Yeast benders

Making bread is what those annoyingly virtuous people do. They waddle about in their free-range sandals; do yoga, Pilates and tai chi; poo in composting toilets; eat muesli with organic free-range skimmed oat milk for breakfast; and they make bread in their sleep whilst running a few marathons at the same time. And they always recycle.

For a while we were not among this smug crowd, with that cloud of smugness floating above it so. We bought our bread like normal people – albeit directly from the bakery, not like normal people, but that’s most probably not a detail which you care about. The bread was tasty and good value – what more could a bread-eater want?

Then the bakery melted into a puddle of liquidised carrots. Something like that, anyway. I harbour the sneakiest of suspicions that the building was taken over by a company in some way prawn-related, but I can’t be sure. What I am sure of is that I very much enjoy eating shellfish, and mentioning The Big Prawn Company has kicked off a most infuriating burst of craving. (I would do a pun about craving and crayfish, but I’m too tired. Maybe you can do it instead. Leave a comment.)

With the bakery gone, we did not opt to replace bread with prawns – a shame, although other members of my family do not share my love of shrimps, and I suppose it wouldn’t have been very practical. We just got our bread from other places, and when sufficiently sizeable chunks of spare time presented themselves, we had a go at imitating the smug masses.

The results of this were not brilliant. A series of inconsistent lunches, loaves of varying degrees of crumbliness. There were moments when I thought: “this sandwich would be easier to eat if it were a mango.” That’s how crumbly it is – very crumbly indeed. Crumbly enough to be even more of a challenge to eat than that ludicrously juicy and notoriously awkward-to-eat fruit which grows on trees indigenous to the Indian Subcontinent, and makes rather delicious chutney.

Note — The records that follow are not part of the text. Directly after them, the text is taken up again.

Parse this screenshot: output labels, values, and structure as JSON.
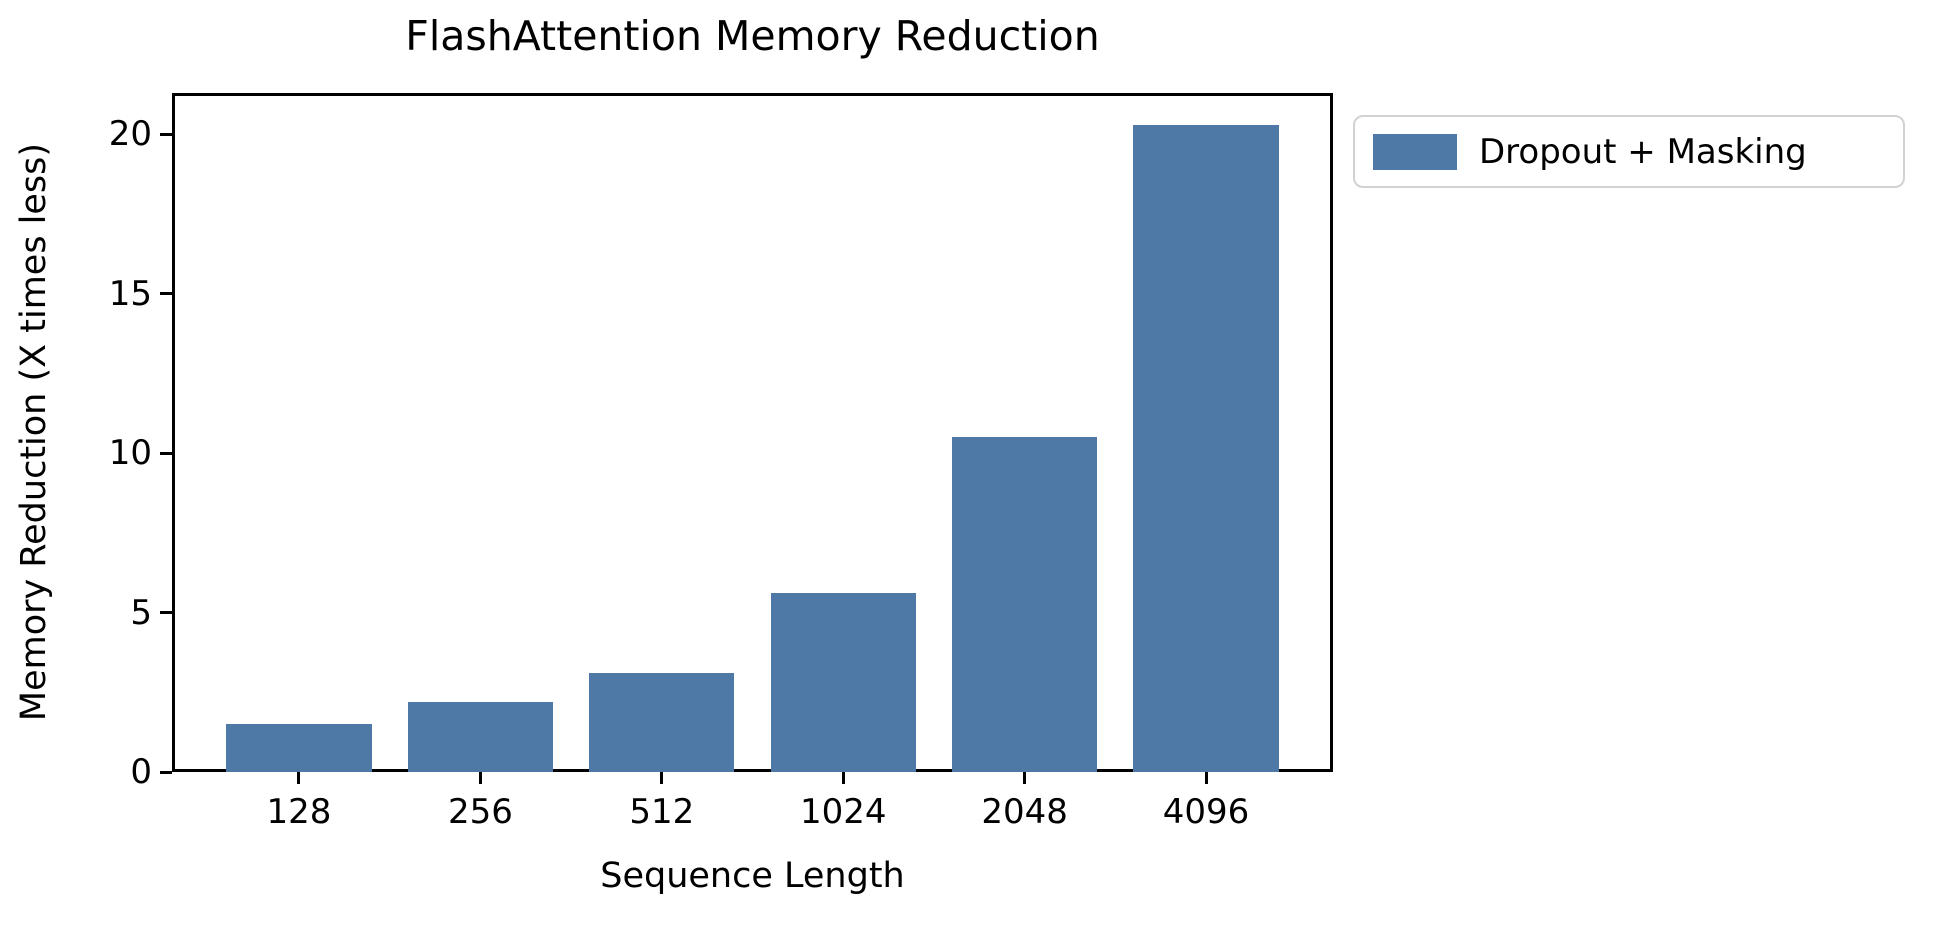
{
  "chart_data": {
    "type": "bar",
    "title": "FlashAttention Memory Reduction",
    "xlabel": "Sequence Length",
    "ylabel": "Memory Reduction (X times less)",
    "categories": [
      "128",
      "256",
      "512",
      "1024",
      "2048",
      "4096"
    ],
    "series": [
      {
        "name": "Dropout + Masking",
        "values": [
          1.5,
          2.2,
          3.1,
          5.6,
          10.5,
          20.3
        ]
      }
    ],
    "yticks": [
      0,
      5,
      10,
      15,
      20
    ],
    "ylim": [
      0,
      21.3
    ],
    "xlim_slots": [
      -0.7,
      5.7
    ],
    "bar_relative_width": 0.8,
    "grid": false,
    "legend_position": "outside-upper-right",
    "colors": {
      "bar": "#4e79a7",
      "axis": "#000000",
      "text": "#000000",
      "legend_border": "#d2d2d2",
      "background": "#ffffff"
    }
  }
}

Our attempts at making bread with our bare hands were far from successful (and not just because of the fingers in them, which were quite chewy). Percival, my butler, crowed endlessly about how wonderful he thought his creations were, but in my eyes even the chef-d’oeuvre of the litter was not dissimilar to a poorly–turned-out sponge. (For cleaning things, that is – I quite like cake, and wish Maire Antoinette [well, Marie-Therese] had had her orders carried out, and that we [they] had been allowed to eat cake [well, a type of egg bread enriched with a large proportion of butter].)

And I get the impression that the butler knew, deep down, just how pathetic his home-made “bread” was. Extremely. A bit like The Emperor’s New Clothes, really. For it was he who suggested that we purchase a bread machine.

There it sat a few weeks ago, a magical contraption of such unbelievable magic that even the likes of Messrs Trevor and Potter and Bongo would swoon.

Even the first few loaves, which had all the signs of having been made by a stranger to this brave new world, were marvellous.

It’s a bit of a problem that the machine makes a noise as it is mixing together things. Upon hearing a commotion it is still my initial assumtion that there’s a burglar about – perhaps Michael Arrington, nicking blog post ideas from my special notebook, because he’s jealous of my exclusive picture of Antony Worrall Thompson. Of course, it is the little men – perhaps less successful bloggers than me, who have been forced to earn a few pennies by making bread for we emperors of the internet; or maybe so that’s what happened to Iain Duncan Smith – whose job is to mix the yeast, flour, sugar, water, and so on.

These little men (and women) are incredible, I have to say. When they’re not doing that they’re inside the radio producing Money Box Live (or is it Moneybox?) – how do they manage to stay awake? Diminutive slaves who inhabit “electrical” devices, I salute you all. Hopefully not in the Primark changing room, or the woman might notice my reflection in the mirror and incorrectly assume I come from a military background or something.

When there’s a power cut, I will be forced to force my butler to get his 11 hungry children – “salad” potatoes, rather than big red ones like the Percy – to climb in and do the mixing. Then I suppose I will rub my hands together to bake the bread – or perhaps something involving a crotch.

So, yeah, the bread machine. I would share with you some boring remarks about the technical ins and outs of making bread, but fortunately I don’t know anything about it. That’s why I have a butler, for Pete’s sake. I am a busy man, with business to do – eating chocolate chips out of hollowed-out boobies, and reclining on my special deckchair made from truffles stuck together with bull sperm, for example. I have no time for making bread. Bread-making, schmead-schmaking.

By the way, a debt of gratitude is owed to diskgrinder, who did something which may have slightly influenced the title of this post. So, thanks, diskgrinder. Keep grinding those disks. It would be lovely if you ground them into flour, or something, as I’m sure that particular type of the white powder would give a distinctive crunch. Whatevs.